Pre-Closing Walk-Through Tips & Strategies

by Rich Vetstein on May 12, 2010 · 0 comments

in Closings, Condominium Law, Massachusetts Real Estate Law, Purchase and Sale Agreements, Realtors

My Boston.com colleague, buyer’s agent Rona Fischman, has a great post today on walk-throughs, or pre-closing inspections. I’ve re-posted it here, along with my commentary (in italics) and my own tips.

The walk through is the last thing that the buyer does before closing. The buyers, plus the real estate agents, walk through the empty house to check that it is in the same condition as inspection day — except that the seller has moved out. I advise clients to do it immediately before closing. This gives the seller the most time to move out properly.  Rich’s Note: In the purchase and sale agreement, we always require that the seller leave the property in “broom clean” condition, free of all personal property and debris.

What can go wrong?

Planning: Sellers often underestimate the time and energy required to get everything out of the house. Then, as the deadline arrives, they get sloppy. The result is that the seller leaves a mess behind. Commonly it’s something like a pile of debris left in the basement, or some piece of furniture falls down the stairs and makes a hole in the plaster.

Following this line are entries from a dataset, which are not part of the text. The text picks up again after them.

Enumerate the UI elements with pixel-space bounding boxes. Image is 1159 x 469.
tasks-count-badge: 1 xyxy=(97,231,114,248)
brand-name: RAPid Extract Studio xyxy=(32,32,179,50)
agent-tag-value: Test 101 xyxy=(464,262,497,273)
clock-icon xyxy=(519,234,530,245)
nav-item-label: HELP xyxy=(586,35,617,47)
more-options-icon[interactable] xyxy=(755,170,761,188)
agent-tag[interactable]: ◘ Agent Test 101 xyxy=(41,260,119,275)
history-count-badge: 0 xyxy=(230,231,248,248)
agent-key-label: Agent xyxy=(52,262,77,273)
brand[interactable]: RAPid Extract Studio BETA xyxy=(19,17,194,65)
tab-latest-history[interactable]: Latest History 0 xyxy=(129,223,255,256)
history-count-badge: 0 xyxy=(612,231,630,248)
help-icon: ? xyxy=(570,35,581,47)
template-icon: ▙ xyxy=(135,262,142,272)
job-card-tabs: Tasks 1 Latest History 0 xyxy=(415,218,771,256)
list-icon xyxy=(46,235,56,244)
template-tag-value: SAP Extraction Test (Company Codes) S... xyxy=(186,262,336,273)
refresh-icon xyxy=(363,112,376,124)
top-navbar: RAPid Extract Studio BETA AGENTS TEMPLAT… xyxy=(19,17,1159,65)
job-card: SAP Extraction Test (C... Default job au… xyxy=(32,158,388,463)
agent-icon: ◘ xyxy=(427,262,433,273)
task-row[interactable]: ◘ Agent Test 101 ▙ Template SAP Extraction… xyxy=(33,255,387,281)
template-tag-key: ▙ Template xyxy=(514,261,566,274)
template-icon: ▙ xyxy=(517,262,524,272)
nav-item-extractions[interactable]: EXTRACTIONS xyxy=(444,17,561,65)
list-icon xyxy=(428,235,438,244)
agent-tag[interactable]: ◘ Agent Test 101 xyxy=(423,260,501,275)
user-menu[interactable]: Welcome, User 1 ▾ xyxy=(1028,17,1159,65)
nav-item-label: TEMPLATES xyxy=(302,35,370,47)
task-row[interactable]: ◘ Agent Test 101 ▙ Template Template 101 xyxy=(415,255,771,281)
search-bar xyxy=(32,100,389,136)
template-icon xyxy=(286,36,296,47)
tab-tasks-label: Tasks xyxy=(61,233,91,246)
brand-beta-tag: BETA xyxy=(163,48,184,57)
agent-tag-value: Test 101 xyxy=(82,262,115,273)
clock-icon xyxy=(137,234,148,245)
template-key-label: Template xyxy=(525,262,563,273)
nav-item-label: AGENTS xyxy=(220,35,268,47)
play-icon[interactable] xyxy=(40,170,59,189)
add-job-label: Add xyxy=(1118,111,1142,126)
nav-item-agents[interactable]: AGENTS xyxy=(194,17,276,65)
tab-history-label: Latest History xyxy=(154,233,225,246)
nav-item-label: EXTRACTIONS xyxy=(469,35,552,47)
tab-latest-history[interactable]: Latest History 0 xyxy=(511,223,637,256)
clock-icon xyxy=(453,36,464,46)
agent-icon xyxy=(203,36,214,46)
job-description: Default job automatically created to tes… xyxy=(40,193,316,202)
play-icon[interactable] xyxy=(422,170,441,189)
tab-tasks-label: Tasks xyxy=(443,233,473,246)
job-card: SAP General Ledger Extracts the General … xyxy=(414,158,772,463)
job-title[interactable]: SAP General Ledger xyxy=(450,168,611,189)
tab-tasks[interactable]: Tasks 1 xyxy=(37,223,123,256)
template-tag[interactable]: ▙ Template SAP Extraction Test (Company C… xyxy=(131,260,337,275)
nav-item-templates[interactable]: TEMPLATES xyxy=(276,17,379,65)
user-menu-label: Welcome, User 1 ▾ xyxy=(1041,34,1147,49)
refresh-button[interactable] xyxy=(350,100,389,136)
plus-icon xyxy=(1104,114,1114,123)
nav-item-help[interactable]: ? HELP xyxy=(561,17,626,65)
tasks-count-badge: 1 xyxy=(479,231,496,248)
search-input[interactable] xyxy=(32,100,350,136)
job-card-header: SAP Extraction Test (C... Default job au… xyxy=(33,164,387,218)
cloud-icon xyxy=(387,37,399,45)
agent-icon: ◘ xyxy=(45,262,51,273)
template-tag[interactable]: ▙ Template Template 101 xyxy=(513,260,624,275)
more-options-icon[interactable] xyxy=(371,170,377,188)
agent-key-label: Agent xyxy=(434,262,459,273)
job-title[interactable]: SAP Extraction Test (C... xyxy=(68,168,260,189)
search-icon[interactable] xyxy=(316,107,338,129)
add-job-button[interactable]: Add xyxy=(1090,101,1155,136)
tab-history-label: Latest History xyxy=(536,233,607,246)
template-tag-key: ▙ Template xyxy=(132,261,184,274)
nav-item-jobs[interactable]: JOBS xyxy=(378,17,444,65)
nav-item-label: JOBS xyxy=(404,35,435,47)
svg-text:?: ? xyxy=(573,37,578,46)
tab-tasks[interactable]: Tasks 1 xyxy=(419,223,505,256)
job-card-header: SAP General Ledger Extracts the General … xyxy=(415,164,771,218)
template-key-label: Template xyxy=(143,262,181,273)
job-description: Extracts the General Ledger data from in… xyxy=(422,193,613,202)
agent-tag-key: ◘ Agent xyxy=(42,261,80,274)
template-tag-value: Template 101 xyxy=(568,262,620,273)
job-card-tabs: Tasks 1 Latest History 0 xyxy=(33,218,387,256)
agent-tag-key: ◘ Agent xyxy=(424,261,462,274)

Here are some unusual ones:

1. A seller who was a landscaper had some plants that she was fond of. She was entitled to dig them up. But, she was in such a hurry that she left the yard looking like a crazed raccoon had attacked it. We brought pictures to closing. She came back and made it nice for the buyers.
2. A seller who coached a hockey team left the team equipment in a window seat. Although it was heavy, we hauled it to closing.
3. A seller who was cleaning up put his wallet in the kitchen cabinet. We found it on walk through and brought it to closing (the listing agent was not at walk through.)  Rich’s Note: The more serious situations are when sellers leave hazardous materials behind, such as old paint cans, chemicals, asbestos covered materials, or old insulation–often without the buyer even knowing they were in existence. This is often not discovered until after closing, and the best protection is to draft a contract provision where the seller represents and warrants there are no such materials, so the buyer can pursue the seller later.

Sometimes the problem involves the way the house was working. Here are a few examples:

1. Easy: Old-style washing machine spigots often drip. A homeowner just doesn’t know it until they disconnect the machines.
2. Hard: Once, I went to a walk through where there was a washing machine in the kitchen. The kitchen sink had no water at walk through. We found out why: if we turned on the sink, the laundry hook up ran (they had no shut-off and were on the line with the sink.)
3. Easy: Sometimes drip-leaks start under sinks or downspouts fall off outside.
4. Hard: sometimes a gutter tears off the house or a tree comes down shortly before closing.
5. Only once have I seen heating that failed at walk through. It was a condo that had just gotten a new boiler. It was on warranty. The company that installed it fixed it that afternoon.

What is the remedy for a problem at walk through? Whether it is easy or hard, there is usually a solution that money can buy. Frequently, the attorneys write out a quick agreement to hold some of the seller’s money to pay for correcting whatever the problem is. Rich’s Note: This is called a “hold-back agreement” where a portion of the seller’s proceeds are held in escrow until the problem is fixed. Sometimes the seller than fixes it and gets the funds released. Sometimes the buyer fixes it and gives the seller the bill and any remaining money. It depends on what it is and who it is.

Rich’s walk-through tips:

  • Do not waive the walk-through! You snooze, you lose, if there are subsequent problems.
  • Always go with your agent.
  • Bring your camera, Iphone, etc. to document any issues
  • Turn on/off all major appliances to see if they are working properly
  • Check under decks–sellers often leave nasty stuff behind
  • Scour the basement, check for water seepage and stuff left behind
  • Check repairs if the sellers agreed to make any
  • Turn on and off every light fixture
  • Run water & look under sinks for leaks
  • Check garage door openers
  • Have broker test alarm system
  • Open and close all doors
  • Flush toilets
  • Inspect ceilings, wall and floors
  • Run garbage disposal and exhaust fans
  • Test heating and air conditioning (even if off season)

After The Walk-Through

When the buyer arrives at the closing, the first thing I always ask is how did the walk-through go? I can usually tell how it went by whether the buyers (and their agents) are smiling or frowning when entering the closing room. The good thing is that no matter how poorly it went, the attorneys are almost always able to draft a hold-back agreement or some other solution to enable the transaction to close as scheduled. This is just another reasons why buyers and sellers should have experienced real estate counsel at the closing.